In response to the decline in brachytherapy activity and difficulties in training of young radiation oncologists in the United States, the American Brachytherapy Society has implemented a ten-year strategic educational plan called ‘300 in 10’ [36]. The goal is to train 30 brachytherapists per year over 10 years through a multi-faceted approach (national brachytherapy curriculum, simulation workshops, two-month internship for the most advanced residents, certification process and maintenance of this certification).
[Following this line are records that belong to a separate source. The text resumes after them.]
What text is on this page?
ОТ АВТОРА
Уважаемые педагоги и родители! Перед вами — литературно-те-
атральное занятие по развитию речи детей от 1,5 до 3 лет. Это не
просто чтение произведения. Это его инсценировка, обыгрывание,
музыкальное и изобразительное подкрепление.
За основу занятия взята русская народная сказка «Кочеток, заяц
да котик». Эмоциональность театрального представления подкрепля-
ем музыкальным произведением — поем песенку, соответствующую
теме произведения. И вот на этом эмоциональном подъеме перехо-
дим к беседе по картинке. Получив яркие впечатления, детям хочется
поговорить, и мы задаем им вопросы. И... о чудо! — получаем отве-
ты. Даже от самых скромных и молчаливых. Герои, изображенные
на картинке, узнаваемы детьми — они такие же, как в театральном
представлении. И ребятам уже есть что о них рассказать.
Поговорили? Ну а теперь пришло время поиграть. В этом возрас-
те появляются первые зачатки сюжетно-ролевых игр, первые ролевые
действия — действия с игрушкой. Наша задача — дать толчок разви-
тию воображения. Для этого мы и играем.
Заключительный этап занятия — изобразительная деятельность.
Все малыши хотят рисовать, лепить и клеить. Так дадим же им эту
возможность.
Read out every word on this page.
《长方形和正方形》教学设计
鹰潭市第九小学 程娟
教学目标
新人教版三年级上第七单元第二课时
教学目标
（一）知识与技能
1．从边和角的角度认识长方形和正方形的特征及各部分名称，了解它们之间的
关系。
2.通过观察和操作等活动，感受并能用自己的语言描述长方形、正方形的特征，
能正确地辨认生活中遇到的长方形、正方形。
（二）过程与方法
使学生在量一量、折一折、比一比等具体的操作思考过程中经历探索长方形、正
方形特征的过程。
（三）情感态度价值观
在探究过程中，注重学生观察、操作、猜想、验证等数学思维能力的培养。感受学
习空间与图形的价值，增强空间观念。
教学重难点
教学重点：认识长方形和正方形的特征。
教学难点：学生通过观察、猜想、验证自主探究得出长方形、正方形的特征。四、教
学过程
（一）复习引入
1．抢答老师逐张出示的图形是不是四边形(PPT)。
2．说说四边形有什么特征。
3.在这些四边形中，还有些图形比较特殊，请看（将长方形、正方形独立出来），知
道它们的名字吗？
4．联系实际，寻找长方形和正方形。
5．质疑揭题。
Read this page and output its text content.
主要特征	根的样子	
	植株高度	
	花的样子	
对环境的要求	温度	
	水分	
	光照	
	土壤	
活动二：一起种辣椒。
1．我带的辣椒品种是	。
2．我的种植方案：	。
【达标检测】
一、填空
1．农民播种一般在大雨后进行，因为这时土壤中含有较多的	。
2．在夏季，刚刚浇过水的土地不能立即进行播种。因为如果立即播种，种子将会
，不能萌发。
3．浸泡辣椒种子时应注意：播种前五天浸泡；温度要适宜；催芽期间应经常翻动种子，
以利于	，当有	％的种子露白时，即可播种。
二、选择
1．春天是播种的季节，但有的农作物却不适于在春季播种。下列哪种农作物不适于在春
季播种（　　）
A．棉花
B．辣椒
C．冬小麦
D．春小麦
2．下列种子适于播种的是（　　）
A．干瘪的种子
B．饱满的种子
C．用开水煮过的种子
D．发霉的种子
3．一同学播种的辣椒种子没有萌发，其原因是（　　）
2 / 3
In Canada, a similar initiative has been developed by the Royal College of Physicians and Surgeons of Canada’s (RCPSC) Radiation Oncology Committee, resulting in an area of focused competence (AFC) in brachytherapy, a diploma requiring an additional year of training specific to brachytherapy [5, 37]. Beyond simple numerical objectives, a portfolio with ambitious objectives is given to the student: dosimetry, choice of indications, choice of applicator, teamwork, quality assurance, radiation protection, research, and teaching [38]. The objective in France would be to train 5 to 10 brachytherapists in full autonomy per year after the junior doctor phase and/or a fellowship, with formalization of a training contract, including periods of practical training in host departments.
Conclusions
Compared to 2012, our results confirm very encouraging signals, pushing to engage a structured and joint reflection between the French brachytherapy teachers within the SFRO brachytherapy group, the radiation oncology residents and the supervisory bodies (National College of Teachers in Oncology [CNEC], National Institute of Cancer [INCa], and Ministries of Health and Education). In the absence of a mandatory and dedicated internship in a brachytherapy expert center as in Germany or a dedicated fellowship as in North America, the residents, interested and motivated in our survey, must have a protected and assured access to brachytherapy rotations and inter-hospital exchanges.